Pictorial Alpine Symphony Brought to Life by Zinman and the Tonhalle

 SwitzerlandSwitzerland  Mozart, R. Strauss: Tonhalle Orchestra Zurich, Alexandre Tharaud (piano), Tobias Melle (photographer), David Zinman, (conductor), Tonhalle Zurich

Mozart: Piano Concerto No. 9 “Jenamy”
R. Strauss:  Alpine Symphony

A mystery was solved about ten years ago when the identity of the French pianist for whom Mozart wrote his 9th Piano Concerto, which had baffled Mozart scholars, was discovered. The work had hitherto been known as the “Jeunehomme” Concerto, referring to Mozart’s tender age of 21 when he composed the piece. It now transpires (from research by a Viennese musicologist) that the mystery woman was actually one Victoire Jenamy, a daughter of Jean George Noverre, a famous dancer who was one of Mozart’s friends, and it was she or her father who commissioned the concerto in Vienna in 1776.

Alfred Brendel played this concerto at his final public appearance in Vienna and called it “one of the greatest wonders of the world.” Einstein had dubbed it “Mozart’s ‘Eroica’”.  I am not sure I can be quite as effusive in my praise. The work may well, for its time, have few predecessors as far as mastery of orchestration and innovation is concerned. And perhaps it is one of Mozart’s finest works which he never surpassed, but this performance left me rather cold. Its acclaimed melodic exuberance failed to bowl me over: it was all quite sprightly and charming, soloist Alexandre Tharaud sensitive and nimble throughout (the Andantino played with considerable poise), with deft accompaniment from a very much reduced orchestra, but the performance was simply a titbit for the main meal of the evening, the Alpine Symphony.  

Tobias Melle is a photographer and musician and he takes photographs to match certain classical works, such as Mendelssohn’s “Scottish Symphony”, Tchaikovsky’s “Fifth”, Vivaldi’s “Four Seasons” and Dvorak’s “New World” .  In about 2000 he set about taking photos of the Bavarian Alps, having been granted a special permit by the local authorities to wander and camp in remote areas. The venture took him three years, climbing different peaks, in varied weather conditions, and lugging 35 kilos of equipment in his rucksack. The first performance was in Munich in 2003. The resultant photos are utterly spectacular and blend perfectly with the music (especially sunrise, sunset, the storm and the glacier scenes), though by the end of the evening I did not want to see another mountain for a while.

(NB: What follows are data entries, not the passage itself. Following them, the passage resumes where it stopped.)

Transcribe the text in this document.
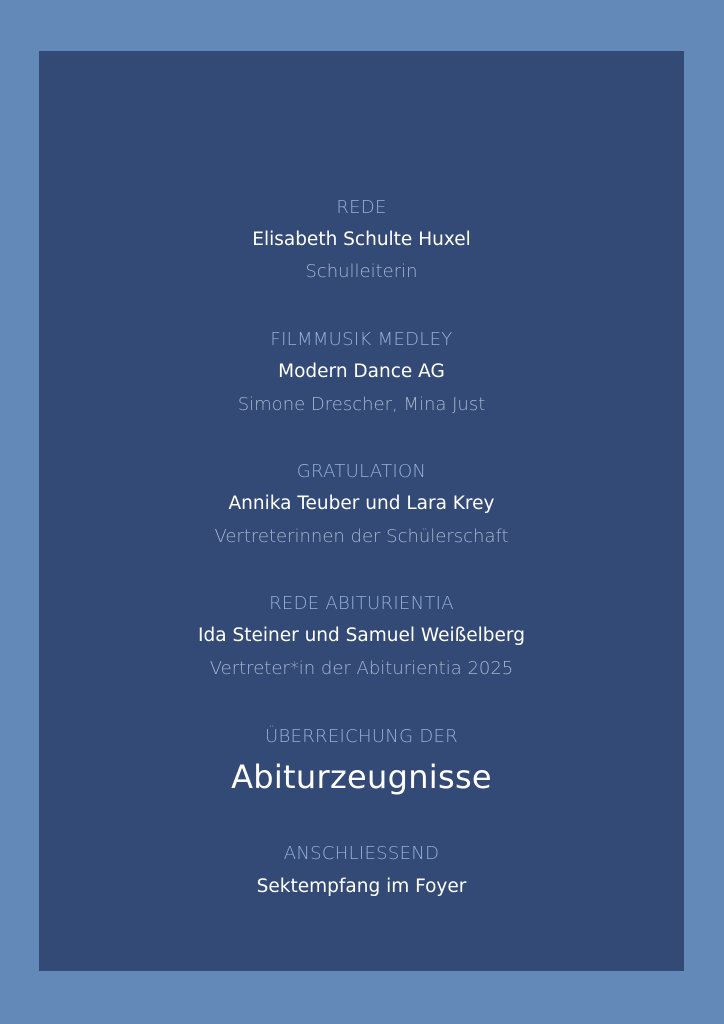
REDE
Elisabeth Schulte Huxel
Schulleiterin
FILMMUSIK MEDLEY
Modern Dance AG
Simone Drescher, Mina Just
GRATULATION
Annika Teuber und Lara Krey
Vertreterinnen der Schülerschaft
REDE ABITURIENTIA
Ida Steiner und Samuel Weißelberg
Vertreter*in der Abiturientia 2025
ÜBERREICHUNG DER
Abiturzeugnisse
ANSCHLIESSEND
Sektempfang im Foyer
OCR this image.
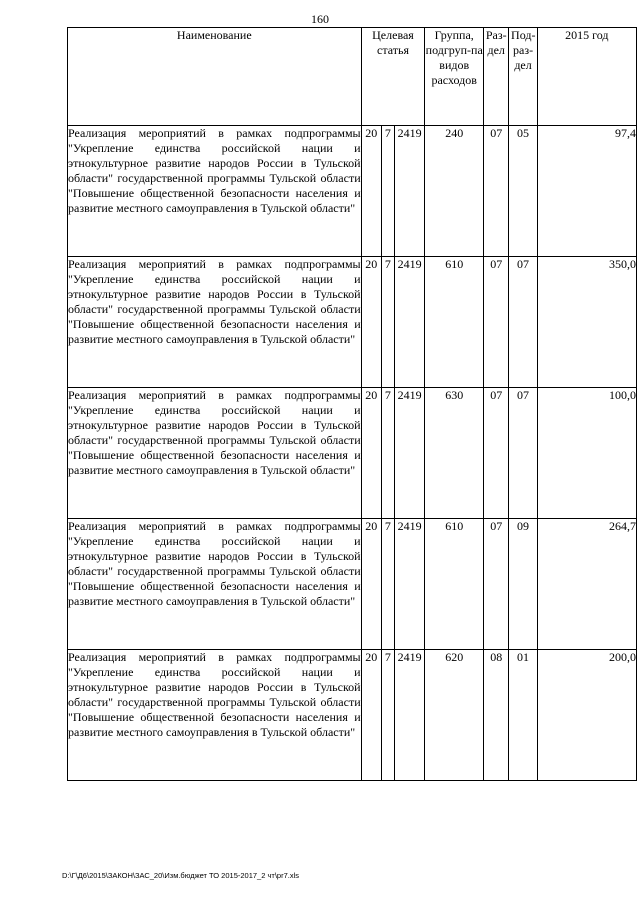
160
Наименование	Целевая статья			Группа, подгруп-па видов расходов	Раз-дел	Под-раз-дел	2015 год
Реализация мероприятий в рамках подпрограммы "Укрепление единства российской нации и этнокультурное развитие народов России в Тульской области" государственной программы Тульской области "Повышение общественной безопасности населения и развитие местного самоуправления в Тульской области"	20	7	2419	240	07	05	97,4
Реализация мероприятий в рамках подпрограммы "Укрепление единства российской нации и этнокультурное развитие народов России в Тульской области" государственной программы Тульской области "Повышение общественной безопасности населения и развитие местного самоуправления в Тульской области"	20	7	2419	610	07	07	350,0
Реализация мероприятий в рамках подпрограммы "Укрепление единства российской нации и этнокультурное развитие народов России в Тульской области" государственной программы Тульской области "Повышение общественной безопасности населения и развитие местного самоуправления в Тульской области"	20	7	2419	630	07	07	100,0
Реализация мероприятий в рамках подпрограммы "Укрепление единства российской нации и этнокультурное развитие народов России в Тульской области" государственной программы Тульской области "Повышение общественной безопасности населения и развитие местного самоуправления в Тульской области"	20	7	2419	610	07	09	264,7
Реализация мероприятий в рамках подпрограммы "Укрепление единства российской нации и этнокультурное развитие народов России в Тульской области" государственной программы Тульской области "Повышение общественной безопасности населения и развитие местного самоуправления в Тульской области"	20	7	2419	620	08	01	200,0
D:\Г\Д6\2015\ЗАКОН\ЗАС_20\Изм.бюджет ТО 2015-2017_2 чт\pr7.xls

David Zinman retires as the orchestra’s Chief Conductor at the end of this season and he is using his final year to revisit some of his favourite pieces and composers. This was audibly one of them, and his fine performance can be heard on a 2006 DVD and seen with Tobias Melle’s awe-inspiring photos.

The huge orchestra filled the whole stage, complete with two timpanists, organist, celesta, two wind machines, Wagner horns, cowbells and offstage brass.

The piece started in almost pitch darkness. The hall’s chandeliers were switched off as were the orchestra’s music-stand lights and the piece grew eerily out of the darkness, as dawn came slowly to the mountains on the huge screen behind the orchestra. Before the sun appeared in all its visual and sonic glory, the players had been granted dim lighting with which to see their scores. I cannot think of a more appropriate piece which is suited to photographic accompaniment and, for most of the time, this enhanced my enjoyment of the work. Each slide was perfectly timed, whether the fauna and flora of the area, the jagged peaks, the wizened local farmer, the Alpine meadows, the waterfalls and the breathtaking panoramas. Zinman and his orchestra played magnificently throughout; there was a sense of a special occasion. As the evening sun set, the hall seemed to be bathed in golden light. As night approached, the moon and the stars came out and the hall and orchestra were again thrust into total blackness.